Wendy nods. She scoots back on the bed and brings a leg up, bending her knee on the blankets. "Yes," she says, "I did. And it worked, right?"

Stan sighs. "I watched Brokeback Mountain today," he announces glumly.

Wendy nods overenthusiastically. "That's good! Did you like it?"

"No. I hate these movies. They're all so sad." He looks towards the window; he drew the shades to darken the room earlier, but he knows that if they were open, he would see Kyle's house, standing as silent and stalwart as always. "I don't like that."

"Well, that's been the reality for a lot of gay men." Stan can hear Wendy climbing up on one of her political soapboxes, but she seems to stop herself. "A lot of art is sad. That doesn't mean real life has to be, too. Stan—you're looking at Kyle's house right now." He whips his head around, and she's still smiling, though now a little sadly. "I know you," she says, her voice soft. "I know you very well."

"How are you okay with this?" Stan asks, resisting the urge to look back towards the window.

"Who said I was okay?"

"You seem okay, and—we had sex, after the movie." Stan lowers his voice, wondering absently if his parents were eavesdropping on them. He doubts it.

"I felt that was important for your personal development," Wendy says briskly, and Stan can hear that she's rehearsed this part. "And—I can make my own decisions about sex."

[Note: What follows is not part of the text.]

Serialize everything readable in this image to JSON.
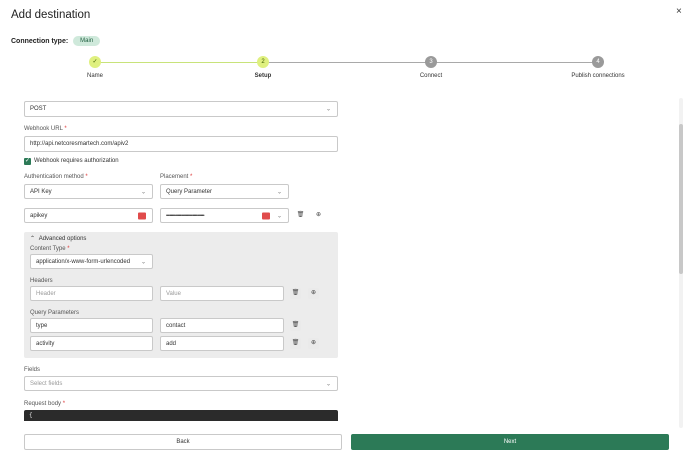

Stan shakes his head, feeling his hair slide against his ears and forehead—he really needs a haircut, is perhaps the most tangible and sensible thing that's come out of these past two days—as if he can free up enough space to make sense of any of this. "I don't understand how you can be so—blasé," he says.

"That's a Kyle word." Wendy nods towards the closed window.

"I'm not—what do you want? Me to go run over there and declare love?"

"Is that what you want?" Wendy raises her eyebrows as if she knows the answer.

"Do you think he likes me back?"

"Stan." Wendy drops her voice, and Stan can tell he's annoyed her. "Are you kidding me?"

"He's never been interested in anybody," Stan says, flipping through memories quickly. "Not since elementary school. He likes, you know. Books, and things."

Wendy breathes out through her nose measuredly, another thing she does when Stan irritates her. He does that a lot; it's been a reason they've broken up in his past, his tendency to mishandle things as if he were a three-hundred-pound wrestler trying to perform heart surgery on a kitten. "Because he loves  _you_ ," she says. "He's devoted to  _you_."

"How do you know that?" Stan is not being obtuse. He really, truly, does not know, too overwhelmed to try and find specific instances. Kyle enjoys their time together, sure, but they're  _best friends_ —it would be weird if he didn't. He also fails to realize that he's asking his ex-girlfriend of all of three minutes for relationship advice, but he and Wendy have always been like this, amicable and getting along easily. It's what he thought he liked about their relationship, how little thought he needed to give it.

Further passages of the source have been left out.